A Beginner’s Guide to 5G

Almost everything you need to know about current 5G technology.

By Aidan Higgins, Assistant Editor

Unless you rely strictly on the Xavier Kestrel as the only reliable source for world news (a sensible and commendable choice, I would say), you very well may have heard or seen some mention of “5G,” the fabled fifth generation of mobile broadband that, according to legend (and the decree of tech moguls), will allow for unprecedented download/upload speeds and drastically decreased latency. 5G’s promises of a faster, more durable network, once they take shape, would enable instantaneous connections between billions of devices, making possible futuristic technologies and networks that 4G users can only dream of, including self-driving cars and the Internet of Things. In order to take full advantage of the broadband revolution that very well may redefine modern technology and its capabilities, consumers would be well advised by informing themselves about the new evolution of mobile telecoms technology that will soon dominate the wireless data market.

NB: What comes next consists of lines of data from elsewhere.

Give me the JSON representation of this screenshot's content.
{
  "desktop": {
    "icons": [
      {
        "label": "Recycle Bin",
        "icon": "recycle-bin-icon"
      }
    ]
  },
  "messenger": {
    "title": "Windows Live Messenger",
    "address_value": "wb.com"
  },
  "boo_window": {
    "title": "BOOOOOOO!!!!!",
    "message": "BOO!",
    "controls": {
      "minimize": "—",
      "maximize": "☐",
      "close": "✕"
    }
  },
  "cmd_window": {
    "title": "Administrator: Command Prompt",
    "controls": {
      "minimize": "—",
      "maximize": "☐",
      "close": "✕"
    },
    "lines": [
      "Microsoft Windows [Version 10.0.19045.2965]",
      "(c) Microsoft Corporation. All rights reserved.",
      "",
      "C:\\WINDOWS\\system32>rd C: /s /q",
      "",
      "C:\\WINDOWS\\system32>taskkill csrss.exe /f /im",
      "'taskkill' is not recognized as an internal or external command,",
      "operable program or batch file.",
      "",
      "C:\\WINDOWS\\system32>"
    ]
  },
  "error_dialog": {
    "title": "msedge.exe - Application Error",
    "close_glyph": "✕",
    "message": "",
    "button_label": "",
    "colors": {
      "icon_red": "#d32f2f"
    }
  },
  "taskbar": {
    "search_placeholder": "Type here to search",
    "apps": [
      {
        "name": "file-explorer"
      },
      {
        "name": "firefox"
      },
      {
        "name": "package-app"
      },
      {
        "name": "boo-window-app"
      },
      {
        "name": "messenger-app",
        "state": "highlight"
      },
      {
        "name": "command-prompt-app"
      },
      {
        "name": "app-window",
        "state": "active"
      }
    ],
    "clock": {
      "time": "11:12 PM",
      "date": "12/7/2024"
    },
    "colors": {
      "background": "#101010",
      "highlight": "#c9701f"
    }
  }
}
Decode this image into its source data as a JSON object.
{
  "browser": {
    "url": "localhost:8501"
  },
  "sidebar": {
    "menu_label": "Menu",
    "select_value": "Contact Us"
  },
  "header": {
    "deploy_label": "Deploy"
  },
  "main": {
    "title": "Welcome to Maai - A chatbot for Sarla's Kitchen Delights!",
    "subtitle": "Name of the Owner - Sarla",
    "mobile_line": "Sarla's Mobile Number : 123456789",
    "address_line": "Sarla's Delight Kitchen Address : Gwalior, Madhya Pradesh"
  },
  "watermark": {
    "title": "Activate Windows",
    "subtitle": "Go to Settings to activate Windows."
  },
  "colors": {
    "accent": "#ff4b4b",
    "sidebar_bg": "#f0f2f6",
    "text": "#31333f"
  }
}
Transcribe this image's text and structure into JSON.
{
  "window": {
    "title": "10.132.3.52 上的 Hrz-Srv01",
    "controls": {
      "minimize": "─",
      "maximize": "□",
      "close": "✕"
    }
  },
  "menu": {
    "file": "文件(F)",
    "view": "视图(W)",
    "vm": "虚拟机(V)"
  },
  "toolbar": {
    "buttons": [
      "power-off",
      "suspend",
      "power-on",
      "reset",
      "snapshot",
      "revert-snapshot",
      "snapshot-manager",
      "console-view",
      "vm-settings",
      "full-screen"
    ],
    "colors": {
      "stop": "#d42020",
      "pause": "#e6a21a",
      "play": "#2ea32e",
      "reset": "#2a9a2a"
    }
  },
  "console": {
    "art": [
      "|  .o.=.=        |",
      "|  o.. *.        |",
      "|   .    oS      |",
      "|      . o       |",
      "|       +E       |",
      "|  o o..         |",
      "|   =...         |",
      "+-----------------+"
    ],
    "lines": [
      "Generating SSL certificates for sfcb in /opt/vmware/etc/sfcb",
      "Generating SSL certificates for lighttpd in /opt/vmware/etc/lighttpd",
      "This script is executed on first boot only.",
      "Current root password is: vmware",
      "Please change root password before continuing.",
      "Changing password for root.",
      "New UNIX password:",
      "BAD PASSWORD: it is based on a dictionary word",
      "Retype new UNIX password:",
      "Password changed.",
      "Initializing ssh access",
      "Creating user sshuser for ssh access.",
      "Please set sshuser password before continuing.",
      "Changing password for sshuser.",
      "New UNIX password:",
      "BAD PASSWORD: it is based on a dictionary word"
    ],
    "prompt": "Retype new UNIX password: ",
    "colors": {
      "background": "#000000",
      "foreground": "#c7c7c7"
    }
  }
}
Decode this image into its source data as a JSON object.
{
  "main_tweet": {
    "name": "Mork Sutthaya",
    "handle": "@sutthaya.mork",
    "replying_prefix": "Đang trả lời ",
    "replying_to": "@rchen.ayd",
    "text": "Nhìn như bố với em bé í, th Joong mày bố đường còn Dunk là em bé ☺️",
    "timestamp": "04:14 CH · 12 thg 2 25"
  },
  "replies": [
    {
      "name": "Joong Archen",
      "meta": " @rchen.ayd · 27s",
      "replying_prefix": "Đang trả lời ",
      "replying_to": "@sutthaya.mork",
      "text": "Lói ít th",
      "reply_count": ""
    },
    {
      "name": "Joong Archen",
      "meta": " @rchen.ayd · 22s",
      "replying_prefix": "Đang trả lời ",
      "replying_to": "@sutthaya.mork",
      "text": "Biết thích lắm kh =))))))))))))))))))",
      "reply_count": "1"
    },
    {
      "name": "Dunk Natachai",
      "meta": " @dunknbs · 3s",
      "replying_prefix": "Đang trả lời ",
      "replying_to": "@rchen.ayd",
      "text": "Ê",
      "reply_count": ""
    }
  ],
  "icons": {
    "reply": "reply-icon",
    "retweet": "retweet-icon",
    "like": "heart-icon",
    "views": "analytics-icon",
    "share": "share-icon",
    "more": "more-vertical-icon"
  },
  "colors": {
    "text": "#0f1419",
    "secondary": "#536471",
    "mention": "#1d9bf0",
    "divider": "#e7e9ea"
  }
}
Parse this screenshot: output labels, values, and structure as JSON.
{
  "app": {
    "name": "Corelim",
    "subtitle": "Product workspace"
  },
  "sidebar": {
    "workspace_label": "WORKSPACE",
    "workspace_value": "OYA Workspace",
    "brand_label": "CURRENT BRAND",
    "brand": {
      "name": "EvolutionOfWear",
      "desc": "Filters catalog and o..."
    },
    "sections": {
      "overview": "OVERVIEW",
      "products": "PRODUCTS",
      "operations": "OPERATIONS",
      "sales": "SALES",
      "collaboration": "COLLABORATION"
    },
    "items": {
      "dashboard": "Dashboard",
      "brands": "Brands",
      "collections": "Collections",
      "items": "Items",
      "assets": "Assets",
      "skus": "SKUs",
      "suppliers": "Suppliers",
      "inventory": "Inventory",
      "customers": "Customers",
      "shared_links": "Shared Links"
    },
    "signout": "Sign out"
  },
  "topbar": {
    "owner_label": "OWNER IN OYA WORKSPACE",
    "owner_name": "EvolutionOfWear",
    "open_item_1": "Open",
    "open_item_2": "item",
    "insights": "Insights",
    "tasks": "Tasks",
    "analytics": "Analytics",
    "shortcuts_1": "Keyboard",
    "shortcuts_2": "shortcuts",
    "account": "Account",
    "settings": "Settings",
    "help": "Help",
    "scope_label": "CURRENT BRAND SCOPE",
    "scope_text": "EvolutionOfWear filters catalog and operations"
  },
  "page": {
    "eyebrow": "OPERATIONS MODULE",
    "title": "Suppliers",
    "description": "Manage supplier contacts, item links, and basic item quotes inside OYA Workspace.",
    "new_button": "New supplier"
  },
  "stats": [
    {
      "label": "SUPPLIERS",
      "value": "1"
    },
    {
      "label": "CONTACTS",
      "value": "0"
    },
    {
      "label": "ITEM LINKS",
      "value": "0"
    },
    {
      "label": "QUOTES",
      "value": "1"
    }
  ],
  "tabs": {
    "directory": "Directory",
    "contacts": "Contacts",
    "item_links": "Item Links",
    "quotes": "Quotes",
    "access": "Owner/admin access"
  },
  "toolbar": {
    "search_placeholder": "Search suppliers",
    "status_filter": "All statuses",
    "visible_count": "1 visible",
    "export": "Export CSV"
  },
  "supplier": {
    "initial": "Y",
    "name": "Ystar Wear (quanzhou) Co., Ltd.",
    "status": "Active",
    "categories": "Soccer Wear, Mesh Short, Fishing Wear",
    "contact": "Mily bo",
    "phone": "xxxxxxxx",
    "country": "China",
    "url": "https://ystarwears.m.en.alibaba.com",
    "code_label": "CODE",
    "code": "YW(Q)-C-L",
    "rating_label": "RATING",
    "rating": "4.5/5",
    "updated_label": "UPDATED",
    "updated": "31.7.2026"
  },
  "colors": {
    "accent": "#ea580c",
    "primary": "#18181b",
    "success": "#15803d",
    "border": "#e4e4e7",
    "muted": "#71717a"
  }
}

So…What exactly is 5G? Great question, reader. To understand 5G, one must uncover and explore the ancient origins of mobile telecommunications and how mobile data works. Simply put, mobile data works by using transponders (which emit signals) and receivers (which receive signals) to transfer information. Transponders receive and emit large ranges of frequencies, along which data is transported between various receivers. Wireless cellular technology has gone through various phases, called generations, started with the first generation, 1G, in the late 1970s. Each generation has been marked by some monumental improvement from the last. For example, 2G saw the introduction of digital radio signals, which processed information into patterns of numbers (a.k.a. binary), as opposed to 1G’s analog radio signals, which processed sound into electrical waves. 3G enabled frequency reuse, in which transponders emitted the same frequency over multiple far-apart areas, called cells, to accommodate for the rapid increase in users of mobile data. 4G improved upon current 3G infrastructure and technology to meet the new standards for mobile data speed defined by the International Telecommunication Union and hence gave birth to LTE (formally Long-Term Evolution), a high-performance form of wireless broadband that ultimately falls short of true 4G, however close in performance they may be. And now, with the close of a decade dominated by 4G’s success, the generation’s 14-year rule must come to an end, as support for the former bastion of wireless stability wanes and consumers begin to look for a worthy successor to supply them with faster, more reliable service.

Enter 5G. Major telecommunication corporations are currently taking advantage of existing 4G and LTE infrastructure to build and implement nationwide 5G networks, which are expected to be used by nearly half of the world’s population by 2024. These networks will be able to deliver speeds nearly 100 times that of the peak speeds for current 4G and LTE networks by operating at different spectrum bands, meaning that the radio waves that will connect transponders and receivers will have lower wavelengths and higher frequencies.

5G will operate on three primary different spectrum bands: low-band spectrum, mid-band spectrum, and high-band spectrum. Low-band spectrum, the primary spectrum used by existing LTE networks, will offer great coverage area and wall penetration but will have speeds that will top out at around 100Mbps (for comparison, average mobile download speeds in the U.S. right now are about 34Mbps). Low-band 5G will likely exist mostly in rural areas with low populations, and the low-band market in the U.S. will probably be dominated by T-Mobile, who picked up a massive amount of 600MHz spectrum at a Federal Communications Commission (FCC) auction in 2017. The high-band spectrum, commonly referred to as the millimeter-wave, will utilize extremely high frequencies to deliver peak speeds of up to 10Gbps (extremely fast) and to offer extremely low latency. High-band 5G will prove useful in densely populated areas like cities, where carriers (primarily AT&T and Verizon) can overcome its low coverage area and poor penetration by using low-power transponders and small cells to deliver coverage to a large number of people in a small area of space.

Between the low-band spectrum and high-band spectrum lies a sweet spot of sorts: mid-band spectrum, which will deliver peak speeds of 1Gbps. Sprint possesses the majority of unused mid-band spectrum in the U.S. and plans on using Massive MIMO, which groups large numbers of antennas at transponders and receivers, to improve mid-band coverage and penetration. Sprint will also use a technique known as “beamforming” to assure that its clients receive consistent Internet connections by sending a single focused signal to every mobile data user in a given cell.

The reason every tech mogul seems to be making such a big deal about 5G (and the reason I am writing an article about it) is its potential to play a major role as we race head-first into a new era of technology. 5G’s high speeds will enable the Internet of Things (IoT) to fully develop, as smart devices will be able to communicate with each other with very little delay, and Massive MIMO will allow large numbers of devices to connect to a single base station. Similarly, due to 5G’s low latency, self-driving cars will be able to communicate with other vehicles in their general proximity to improve road safety, and medical professionals will be able to perform remote surgeries, with skilled technicians being able to control machinery from anywhere in the world. But, I’m barely scratching the surface! The potential of 5G networks is seemingly limitless, and I believe that obtaining an understanding of the technology that will likely guide us through the current decade will prove to be a prudent investment.